Não, o Estado brasileiro NÃO é grande André Levy Brasil Debate, 1.4.2015 O Estado brasileiro emprega pouco mais que 10% do mercado de trabalho; na Noruega e na Dinamarca, pelo menos 1 de cada 3 trabalhadores são funcionários públicos. No Chile, o setor público emprega 50% a mais que o Brasil Que grande Estado é esse que não coleta esgoto de metade da população, que deixa 3 de cada 4 cidadãos à mercê de um sistema de saúde precário, e em que mais da metade dos escolarizados são analfabetos funcionais? Quando se fala de tamanho do Estado no Brasil, frequentemente refere- se à carga tributária. E frequentemente quando se refere à carga tributária, fala- se da arrecadação fiscal como percentual do PIB. Mas serviço público não é custo variável; não fica mais barato quando o PIB decresce. O Estado continua pagando o mesmo número de professores, médicos, enfermeiros, policiais Falar de carga tributária como percentual de PIB é como colocar o aluguel da padaria no custo do pãozinho. A carga tributária média mensal brasileira é Int$403 per capita [1]. É a 5a menor entre as 20 maiores economias do mundo, depois de China, Índia, Indonésia e Irã. Mas mesmo como percentual do PIB, a arrecadação fiscal no Brasil é menor que a da Dinamarca, Bélgica, Suécia, França, Noruega, Finlândia, Áustria, Itália, Alemanha, Islândia, Holanda, Eslovênia, Hungria, Grã Bretanha, Espanha, Argentina, Portugal, Israel, Luxemburgo, Rep. Tcheca, Nova Zelândia e Bulgária.
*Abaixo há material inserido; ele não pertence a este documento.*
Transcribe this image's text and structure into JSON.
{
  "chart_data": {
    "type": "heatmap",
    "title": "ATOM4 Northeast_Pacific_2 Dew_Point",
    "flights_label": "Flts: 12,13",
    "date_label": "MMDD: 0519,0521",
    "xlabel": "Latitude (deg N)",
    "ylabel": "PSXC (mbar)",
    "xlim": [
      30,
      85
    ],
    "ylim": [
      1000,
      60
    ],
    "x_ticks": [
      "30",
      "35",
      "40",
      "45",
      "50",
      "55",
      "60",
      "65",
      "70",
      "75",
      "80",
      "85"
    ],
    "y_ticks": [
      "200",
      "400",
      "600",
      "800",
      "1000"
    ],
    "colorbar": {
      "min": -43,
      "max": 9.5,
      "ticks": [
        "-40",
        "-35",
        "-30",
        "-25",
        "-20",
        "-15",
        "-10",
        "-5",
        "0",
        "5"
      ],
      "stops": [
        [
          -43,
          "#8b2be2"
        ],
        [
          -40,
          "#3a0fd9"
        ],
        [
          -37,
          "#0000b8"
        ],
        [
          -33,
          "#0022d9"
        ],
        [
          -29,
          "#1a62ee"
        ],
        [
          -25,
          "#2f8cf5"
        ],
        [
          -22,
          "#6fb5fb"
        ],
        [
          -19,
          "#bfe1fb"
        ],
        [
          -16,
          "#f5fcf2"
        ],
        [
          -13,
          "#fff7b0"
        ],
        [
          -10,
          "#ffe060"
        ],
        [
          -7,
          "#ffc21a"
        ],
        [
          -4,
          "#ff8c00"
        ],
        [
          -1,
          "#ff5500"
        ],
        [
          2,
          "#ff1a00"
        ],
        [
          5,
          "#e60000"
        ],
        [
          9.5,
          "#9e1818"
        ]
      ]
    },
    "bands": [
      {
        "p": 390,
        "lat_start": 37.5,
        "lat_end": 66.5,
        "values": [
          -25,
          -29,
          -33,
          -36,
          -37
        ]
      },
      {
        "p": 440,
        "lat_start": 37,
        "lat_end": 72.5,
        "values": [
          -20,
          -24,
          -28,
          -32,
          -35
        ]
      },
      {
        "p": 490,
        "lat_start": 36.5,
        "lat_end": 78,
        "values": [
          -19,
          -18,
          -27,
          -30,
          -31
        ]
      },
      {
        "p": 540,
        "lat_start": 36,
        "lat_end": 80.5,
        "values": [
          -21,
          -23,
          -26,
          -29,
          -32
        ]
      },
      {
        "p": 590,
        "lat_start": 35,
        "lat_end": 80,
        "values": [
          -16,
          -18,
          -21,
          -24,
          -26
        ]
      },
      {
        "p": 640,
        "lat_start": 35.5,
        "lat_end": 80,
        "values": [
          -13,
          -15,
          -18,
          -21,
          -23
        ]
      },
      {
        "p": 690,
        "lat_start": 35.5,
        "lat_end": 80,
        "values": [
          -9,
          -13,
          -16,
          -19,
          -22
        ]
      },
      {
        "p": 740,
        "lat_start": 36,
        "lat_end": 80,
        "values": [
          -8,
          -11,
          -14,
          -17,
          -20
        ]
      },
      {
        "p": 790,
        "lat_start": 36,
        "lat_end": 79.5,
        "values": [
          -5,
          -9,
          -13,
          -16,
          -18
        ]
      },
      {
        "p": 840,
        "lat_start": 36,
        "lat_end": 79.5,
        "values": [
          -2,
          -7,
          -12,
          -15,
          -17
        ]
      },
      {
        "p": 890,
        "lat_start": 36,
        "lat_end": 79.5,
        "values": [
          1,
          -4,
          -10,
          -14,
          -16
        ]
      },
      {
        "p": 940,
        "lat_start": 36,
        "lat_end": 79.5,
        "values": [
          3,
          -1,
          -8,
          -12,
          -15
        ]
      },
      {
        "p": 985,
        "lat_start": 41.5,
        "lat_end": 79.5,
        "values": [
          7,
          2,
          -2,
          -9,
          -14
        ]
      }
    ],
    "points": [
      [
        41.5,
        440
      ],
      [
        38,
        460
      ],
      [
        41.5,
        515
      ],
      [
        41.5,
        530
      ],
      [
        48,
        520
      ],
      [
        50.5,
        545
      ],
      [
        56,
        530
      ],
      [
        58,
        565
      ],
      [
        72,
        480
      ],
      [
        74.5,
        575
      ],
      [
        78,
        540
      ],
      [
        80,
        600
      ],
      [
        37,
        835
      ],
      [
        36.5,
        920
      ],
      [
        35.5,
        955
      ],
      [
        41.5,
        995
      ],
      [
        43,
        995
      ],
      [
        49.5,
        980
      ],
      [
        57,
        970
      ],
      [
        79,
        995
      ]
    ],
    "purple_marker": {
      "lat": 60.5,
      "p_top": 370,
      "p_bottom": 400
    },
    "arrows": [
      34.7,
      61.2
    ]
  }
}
Frequentemente, quando se aponta que mesmo percentualmente a arrecadação fiscal brasileira não é alta comparada a estes países, contra- argumenta- se que no Brasil paga- se impostos escandinavos para receber serviços públicos africanos. Há um truque retórico aí. É como se quisesse dizer: com serviços públicos assim, não vale a pena; prefiro não pagar. Então ao invés de melhorar a qualidade dos serviços públicos, fica todo mundo sem, e cada um que se vire. Para dar um ar científico para o sofisma, aponta- se para o IRBES (Índice de Retorno de Bem Estar à Sociedade [2]) do IBPT (Instituto Brasileiro de Pesquisa Tributária). O índice é calculado como a soma de 85% do IDH e 15% da arrecadação em percentual do PIB. O que se conclui disso? Praticamente nada. Primeiro, quanto maior for a arrecadação fiscal, maior o retorno. Ou seja, um país que tributa 80% do seu PIB e tem IDH igual a 0,1, tem melhor retorno que um que tributa 10% e tem IDH de 0,2. Não faz o menor sentido. Segundo, o IDH de um país tem muito mais a ver com a sua história do que com a sua arrecadação fiscal, especialmente em percentual do PIB uma vez que já vimos que serviços públicos são custo fixo, não variável. O Brasil, com sua história colonial, escravagista por 400 anos, a mais longa de toda a América, tem uma enorme dívida social. Sem falar que tem dimensões continentais, a 4oª maior população do mundo, e uma das mais diversas. Não dá para comparar com país escandinavo de loiros com olhos azuis. Há muito pouca correlação entre IDH

e arrecadação fiscal, mas na pouca correlação que há, o Brasil está perfeitamente em linha. Argumenta- se então que o Estado brasileiro é inchado. Apontam- se os 39 ministérios e o número de cargos comissionados. Sem dúvida, há problemas. E problemas sérios. Mas a tese de que o Estado brasileiro é inchado não se verifica se olharmos para quantas pessoas trabalham no setor público. O Estado brasileiro emprega pouco mais que 10% do mercado de trabalho; na Noruega e na Dinamarca, pelo menos 1 de cada 3 trabalhadores são funcionários públicos. Mesmo o Chile, frequentemente citado como modelo de eficiência no setor público na América do Sul, emprega uma parcela do seu mercado 50% maior que o Brasil.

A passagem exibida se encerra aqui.